I was lent a copy of Among the Hoods: My Years with a Teenage Gang by Harriet Sergeant by someone who’d read it, was fascinated by it, and thought it would be of interest to myself.
Harriet Sergeant’s new book has the potential to alter the way a generation engage with the urban poor. It highlights the shocking figures that of the 6,000 children who leave care at the age of 16, 4,500 leave without a proper qualification. A third will be in and out of employment, education and training, and one in 20 will end up in prison. Following the London Riots plenty has been written in Editorials and Opinion pieces, think tank reports have tried to make suggestions as to how we could engage young people, but the fact is that unemployment for 18-24 year olds is ever increasing, and the hopes of this next generation live in tatters.
Harriet develops a three year friendship with a teenage gang, and in particular the gang leader, Tuggy Tug began when she was researching a report on why so many black Caribbean and white working class boys are failing. It was an unlikely friendship. She is a middle class, middle-aged white woman who writes for the right-wing press and a right of centre think tank. Gangs like Tuggy Tug’s are responsible for the majority of crime in our inner cities. During the riots of August 2011, they were the young men setting our streets ablaze.
Over the next three years she got more and more involved with the boys as they make the awkward transition to manhood. All the issues she had read about – single mothers, absent fathers, lack of education and social mobility, the criminal justice system – suddenly took on new meaning as she encountered not just Tuggy Tug and his gang but their relatives and friends. She enters their world and sees institutions through their eyes. It is a revelation, and unsurprisingly, their journey is far from harmonious. Many of the gang are making this transition as they are leaving care homes. These boys are illiterate, hungry and frequently homeless. They have no families; they are out of school and delving into criminality to get by.

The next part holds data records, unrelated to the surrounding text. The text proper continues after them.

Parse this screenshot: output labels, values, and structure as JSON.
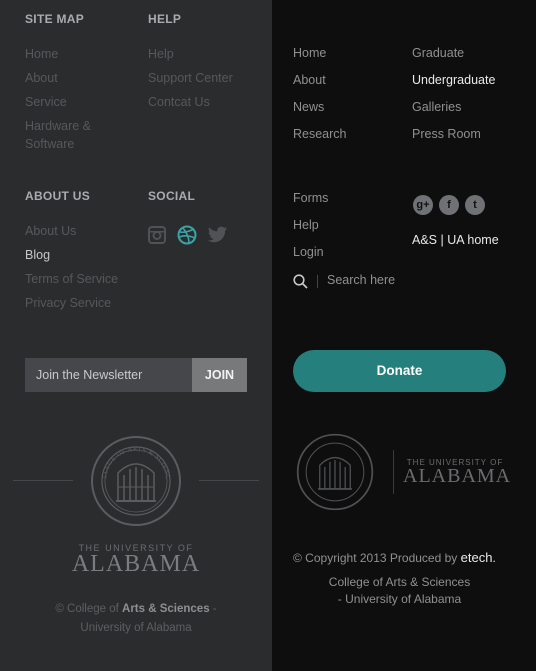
{
  "sitemap": {
    "heading": "SITE MAP",
    "items": [
      "Home",
      "About",
      "Service",
      "Hardware & Software"
    ]
  },
  "help": {
    "heading": "HELP",
    "items": [
      "Help",
      "Support Center",
      "Contcat Us"
    ]
  },
  "aboutus": {
    "heading": "ABOUT US",
    "items": [
      "About Us",
      "Blog",
      "Terms of Service",
      "Privacy Service"
    ]
  },
  "social": {
    "heading": "SOCIAL",
    "icons": [
      "instagram-icon",
      "dribbble-icon",
      "twitter-icon"
    ]
  },
  "newsletter": {
    "placeholder": "Join the Newsletter",
    "button": "JOIN"
  },
  "left_footer": {
    "seal_text": "COLLEGE OF ARTS & SCIENCES",
    "ua_small": "THE UNIVERSITY OF",
    "ua_big": "ALABAMA",
    "copy_prefix": "© College of",
    "copy_bold": "Arts & Sciences",
    "copy_dash": "-",
    "copy_line2": "University of Alabama"
  },
  "right_nav": {
    "col1": [
      "Home",
      "About",
      "News",
      "Research"
    ],
    "col2": [
      "Graduate",
      "Undergraduate",
      "Galleries",
      "Press Room"
    ],
    "col3": [
      "Forms",
      "Help",
      "Login"
    ]
  },
  "right_social": {
    "icons": [
      "google-plus-icon",
      "facebook-icon",
      "twitter-icon"
    ],
    "glyphs": [
      "g+",
      "f",
      "t"
    ]
  },
  "right_links": {
    "as": "A&S",
    "sep": "|",
    "ua": "UA home"
  },
  "search": {
    "placeholder": "Search here"
  },
  "donate": {
    "label": "Donate"
  },
  "right_footer": {
    "ua_small": "THE UNIVERSITY OF",
    "ua_big": "ALABAMA",
    "copyright": "© Copyright 2013  Produced by",
    "brand": "etech",
    "brand_dot": ".",
    "college_line1": "College of Arts & Sciences",
    "college_line2": "- University of Alabama"
  },
  "colors": {
    "accent": "#25807d",
    "left_bg": "#2b2c2e",
    "right_bg": "#0e0e0f"
  }
}
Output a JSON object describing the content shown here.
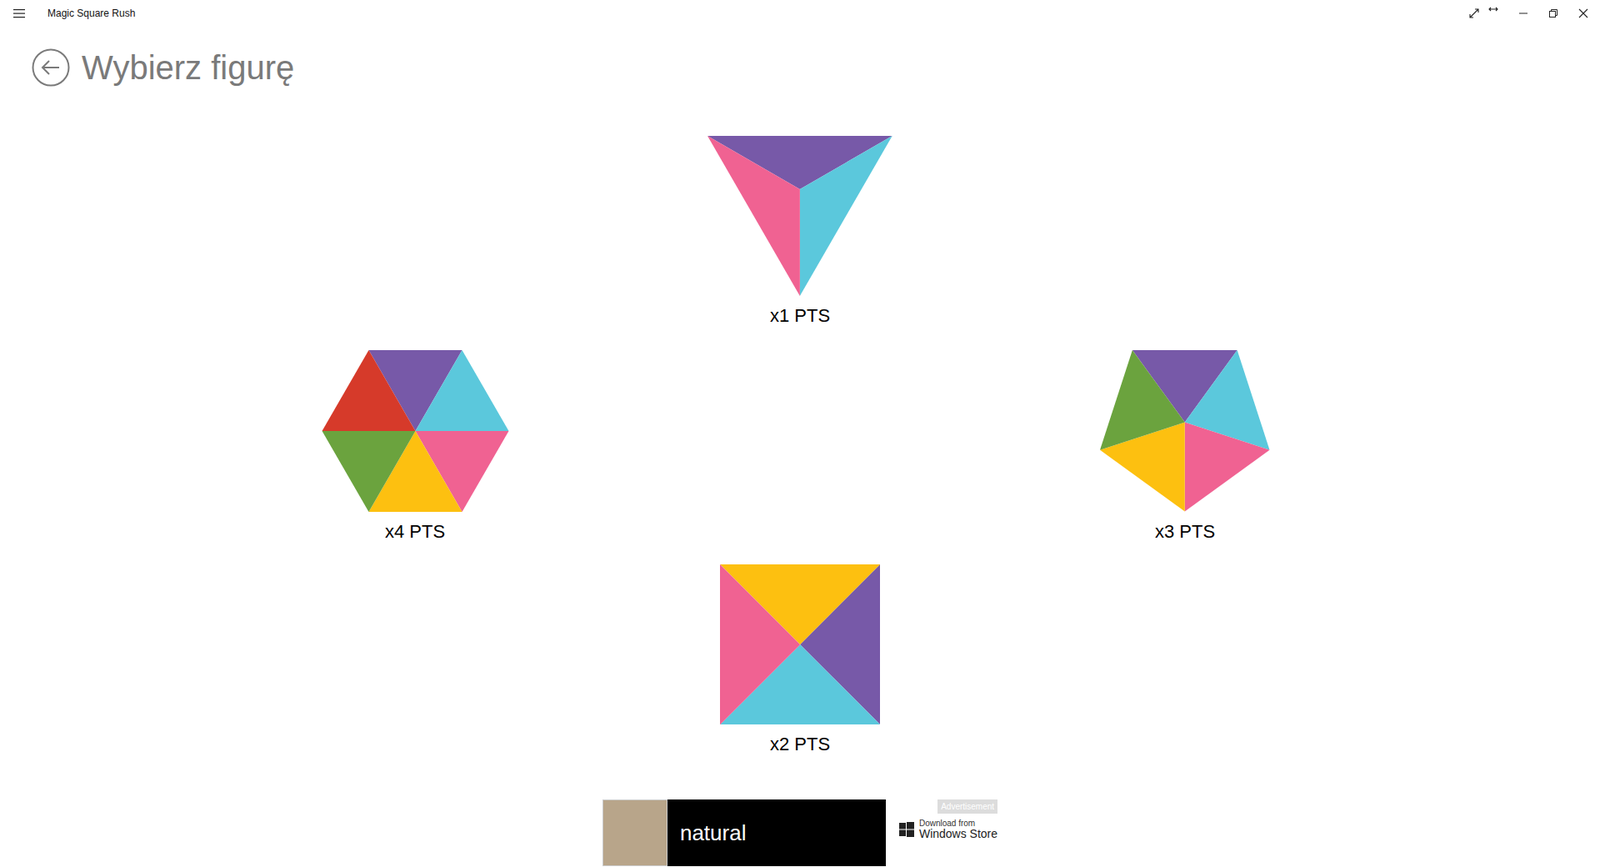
{
  "window": {
    "title": "Magic Square Rush"
  },
  "header": {
    "title": "Wybierz figurę"
  },
  "figures": [
    {
      "kind": "triangle",
      "label": "x1 PTS",
      "segments": [
        {
          "color": "#7759a8"
        },
        {
          "color": "#5bc8dc"
        },
        {
          "color": "#f06292"
        }
      ]
    },
    {
      "kind": "hexagon",
      "label": "x4 PTS",
      "segments": [
        {
          "color": "#7759a8"
        },
        {
          "color": "#5bc8dc"
        },
        {
          "color": "#f06292"
        },
        {
          "color": "#fdc010"
        },
        {
          "color": "#6ba33e"
        },
        {
          "color": "#d63a2a"
        }
      ]
    },
    {
      "kind": "pentagon",
      "label": "x3 PTS",
      "segments": [
        {
          "color": "#7759a8"
        },
        {
          "color": "#5bc8dc"
        },
        {
          "color": "#f06292"
        },
        {
          "color": "#fdc010"
        },
        {
          "color": "#6ba33e"
        }
      ]
    },
    {
      "kind": "square",
      "label": "x2 PTS",
      "segments": [
        {
          "color": "#fdc010"
        },
        {
          "color": "#7759a8"
        },
        {
          "color": "#5bc8dc"
        },
        {
          "color": "#f06292"
        }
      ]
    }
  ],
  "ad": {
    "text": "natural",
    "badge": "Advertisement",
    "store_line1": "Download from",
    "store_line2": "Windows Store"
  }
}
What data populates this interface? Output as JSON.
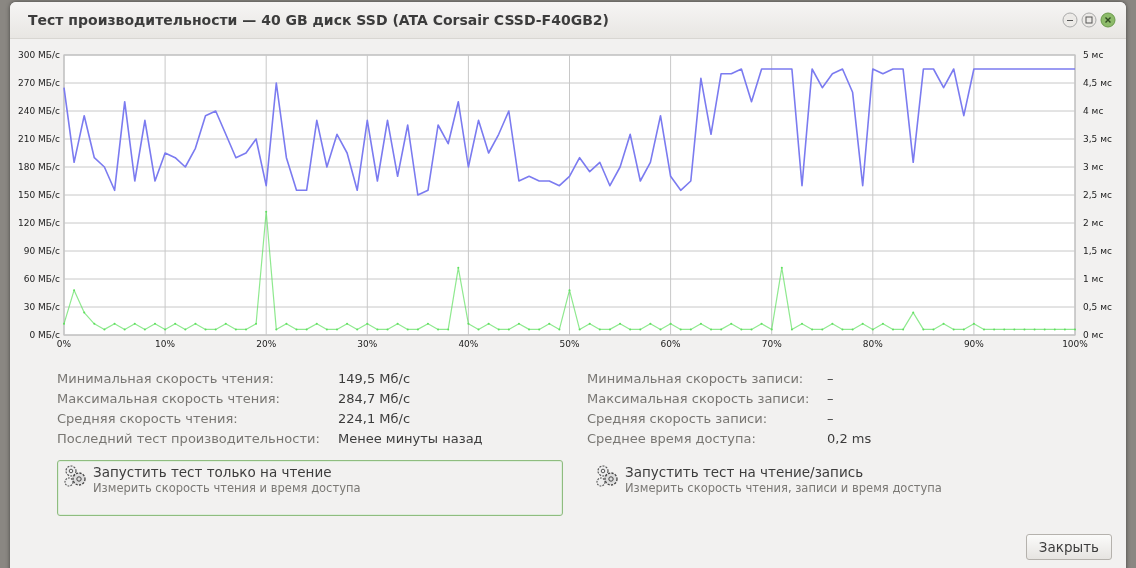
{
  "window": {
    "title": "Тест производительности — 40 GB диск SSD (ATA Corsair CSSD-F40GB2)"
  },
  "benchmark": {
    "chart_data": {
      "type": "line",
      "x": [
        0,
        1,
        2,
        3,
        4,
        5,
        6,
        7,
        8,
        9,
        10,
        11,
        12,
        13,
        14,
        15,
        16,
        17,
        18,
        19,
        20,
        21,
        22,
        23,
        24,
        25,
        26,
        27,
        28,
        29,
        30,
        31,
        32,
        33,
        34,
        35,
        36,
        37,
        38,
        39,
        40,
        41,
        42,
        43,
        44,
        45,
        46,
        47,
        48,
        49,
        50,
        51,
        52,
        53,
        54,
        55,
        56,
        57,
        58,
        59,
        60,
        61,
        62,
        63,
        64,
        65,
        66,
        67,
        68,
        69,
        70,
        71,
        72,
        73,
        74,
        75,
        76,
        77,
        78,
        79,
        80,
        81,
        82,
        83,
        84,
        85,
        86,
        87,
        88,
        89,
        90,
        91,
        92,
        93,
        94,
        95,
        96,
        97,
        98,
        99,
        100
      ],
      "series": [
        {
          "color": "#7b7bf0",
          "values": [
            265,
            185,
            235,
            190,
            180,
            155,
            250,
            165,
            230,
            165,
            195,
            190,
            180,
            200,
            235,
            240,
            215,
            190,
            195,
            210,
            160,
            270,
            190,
            155,
            155,
            230,
            180,
            215,
            195,
            155,
            230,
            165,
            230,
            170,
            225,
            150,
            155,
            225,
            205,
            250,
            180,
            230,
            195,
            215,
            240,
            165,
            170,
            165,
            165,
            160,
            170,
            190,
            175,
            185,
            160,
            180,
            215,
            165,
            185,
            235,
            170,
            155,
            165,
            275,
            215,
            280,
            280,
            285,
            250,
            285,
            285,
            285,
            285,
            160,
            285,
            265,
            280,
            285,
            260,
            160,
            285,
            280,
            285,
            285,
            185,
            285,
            285,
            265,
            285,
            235,
            285,
            285,
            285,
            285,
            285,
            285,
            285,
            285,
            285,
            285,
            285
          ]
        },
        {
          "color": "#5fe05f",
          "axis": "y2",
          "values": [
            0.2,
            0.8,
            0.4,
            0.2,
            0.1,
            0.2,
            0.1,
            0.2,
            0.1,
            0.2,
            0.1,
            0.2,
            0.1,
            0.2,
            0.1,
            0.1,
            0.2,
            0.1,
            0.1,
            0.2,
            2.2,
            0.1,
            0.2,
            0.1,
            0.1,
            0.2,
            0.1,
            0.1,
            0.2,
            0.1,
            0.2,
            0.1,
            0.1,
            0.2,
            0.1,
            0.1,
            0.2,
            0.1,
            0.1,
            1.2,
            0.2,
            0.1,
            0.2,
            0.1,
            0.1,
            0.2,
            0.1,
            0.1,
            0.2,
            0.1,
            0.8,
            0.1,
            0.2,
            0.1,
            0.1,
            0.2,
            0.1,
            0.1,
            0.2,
            0.1,
            0.2,
            0.1,
            0.1,
            0.2,
            0.1,
            0.1,
            0.2,
            0.1,
            0.1,
            0.2,
            0.1,
            1.2,
            0.1,
            0.2,
            0.1,
            0.1,
            0.2,
            0.1,
            0.1,
            0.2,
            0.1,
            0.2,
            0.1,
            0.1,
            0.4,
            0.1,
            0.1,
            0.2,
            0.1,
            0.1,
            0.2,
            0.1,
            0.1,
            0.1,
            0.1,
            0.1,
            0.1,
            0.1,
            0.1,
            0.1,
            0.1
          ]
        }
      ],
      "grid": true,
      "xlim": [
        0,
        100
      ],
      "ylim": [
        0,
        300
      ],
      "xticks": [
        {
          "value": 0,
          "label": "0%"
        },
        {
          "value": 10,
          "label": "10%"
        },
        {
          "value": 20,
          "label": "20%"
        },
        {
          "value": 30,
          "label": "30%"
        },
        {
          "value": 40,
          "label": "40%"
        },
        {
          "value": 50,
          "label": "50%"
        },
        {
          "value": 60,
          "label": "60%"
        },
        {
          "value": 70,
          "label": "70%"
        },
        {
          "value": 80,
          "label": "80%"
        },
        {
          "value": 90,
          "label": "90%"
        },
        {
          "value": 100,
          "label": "100%"
        }
      ],
      "yticks": [
        {
          "value": 0,
          "label": "0 МБ/с"
        },
        {
          "value": 30,
          "label": "30 МБ/с"
        },
        {
          "value": 60,
          "label": "60 МБ/с"
        },
        {
          "value": 90,
          "label": "90 МБ/с"
        },
        {
          "value": 120,
          "label": "120 МБ/с"
        },
        {
          "value": 150,
          "label": "150 МБ/с"
        },
        {
          "value": 180,
          "label": "180 МБ/с"
        },
        {
          "value": 210,
          "label": "210 МБ/с"
        },
        {
          "value": 240,
          "label": "240 МБ/с"
        },
        {
          "value": 270,
          "label": "270 МБ/с"
        },
        {
          "value": 300,
          "label": "300 МБ/с"
        }
      ],
      "y2lim": [
        0,
        5
      ],
      "y2ticks": [
        {
          "value": 0,
          "label": "0 мс"
        },
        {
          "value": 0.5,
          "label": "0,5 мс"
        },
        {
          "value": 1,
          "label": "1 мс"
        },
        {
          "value": 1.5,
          "label": "1,5 мс"
        },
        {
          "value": 2,
          "label": "2 мс"
        },
        {
          "value": 2.5,
          "label": "2,5 мс"
        },
        {
          "value": 3,
          "label": "3 мс"
        },
        {
          "value": 3.5,
          "label": "3,5 мс"
        },
        {
          "value": 4,
          "label": "4 мс"
        },
        {
          "value": 4.5,
          "label": "4,5 мс"
        },
        {
          "value": 5,
          "label": "5 мс"
        }
      ]
    }
  },
  "stats_left": [
    {
      "label": "Минимальная скорость чтения:",
      "value": "149,5 Мб/с"
    },
    {
      "label": "Максимальная скорость чтения:",
      "value": "284,7 Мб/с"
    },
    {
      "label": "Средняя скорость чтения:",
      "value": "224,1 Мб/с"
    },
    {
      "label": "Последний тест производительности:",
      "value": "Менее минуты назад"
    }
  ],
  "stats_right": [
    {
      "label": "Минимальная скорость записи:",
      "value": "–"
    },
    {
      "label": "Максимальная скорость записи:",
      "value": "–"
    },
    {
      "label": "Средняя скорость записи:",
      "value": "–"
    },
    {
      "label": "Среднее время доступа:",
      "value": "0,2 ms"
    }
  ],
  "actions": [
    {
      "title": "Запустить тест только на чтение",
      "subtitle": "Измерить скорость чтения и время доступа",
      "selected": true
    },
    {
      "title": "Запустить тест на чтение/запись",
      "subtitle": "Измерить скорость чтения, записи и время доступа",
      "selected": false
    }
  ],
  "buttons": [
    {
      "label": "Закрыть"
    }
  ]
}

This fascinating book isn’t a Lonely Planet guide to “Broken Britain”, nor is it a rant about the nation’s “slow-motion moral collapse”, in the words of David Cameron after last summer’s riots. “Tuggy Tug”, the gang leader, is aggressive and impatient but also charming and personable. “Swagger”, Sergeant’s fixer, busies himself trying to be the one positive male role model in the gang members’ lives, yet is trying to find a job for himself and access to his son. This is an honest, detailed and accurate account about black Caribbean and white working-class boys left to fend for themselves.
The book does not exist in a political vacuum: Sergeant is explicit about who and what has failed these young men. We join them after they’ve left school and we follow them through the paltry youth facilities, the perverse incentives of street life and the benefit system, the squalor many call “home” and the inflexibility of state bureaucracy.
By the end of the book Tuggy Tug was found guilty of committing over a hundred street robberies. He and two other gang members are in prison, one is in mental hospital and one appears to be a successful criminal.
What makes this book unique compared to others in the genre is Sergeant’s changing role. In the beginning she is a think-tank observer; by the end she is almost a surrogate mother. The text is laced with the pain and frustration of someone who has invested time and emotion into turning lives around to no avail. The most poignant moments of the book come when the author compares the lives of Tuggy Tug’s gang with those of her own son, who is of a similar age. She recognises the innate talents they share, but starved of positive avenues to pursue them, the lives of the gang degenerate while her son goes from strength to strength.
In a moment of reflection, Sergeant admits how much the past three years have changed her outlook and politics. Although still convinced of the responsibility of individuals for their actions, she now appreciates how our environments and circumstances can shape those individuals. This book is a window into the personal journey of a remarkable woman, and shows how the forces in society can conspire to condemn some people to the scrap-heap.
This is an incredibly personal story and thoroughly depressing, but as Britain faces the first anniversary of the riots, this book should be required reading for us all.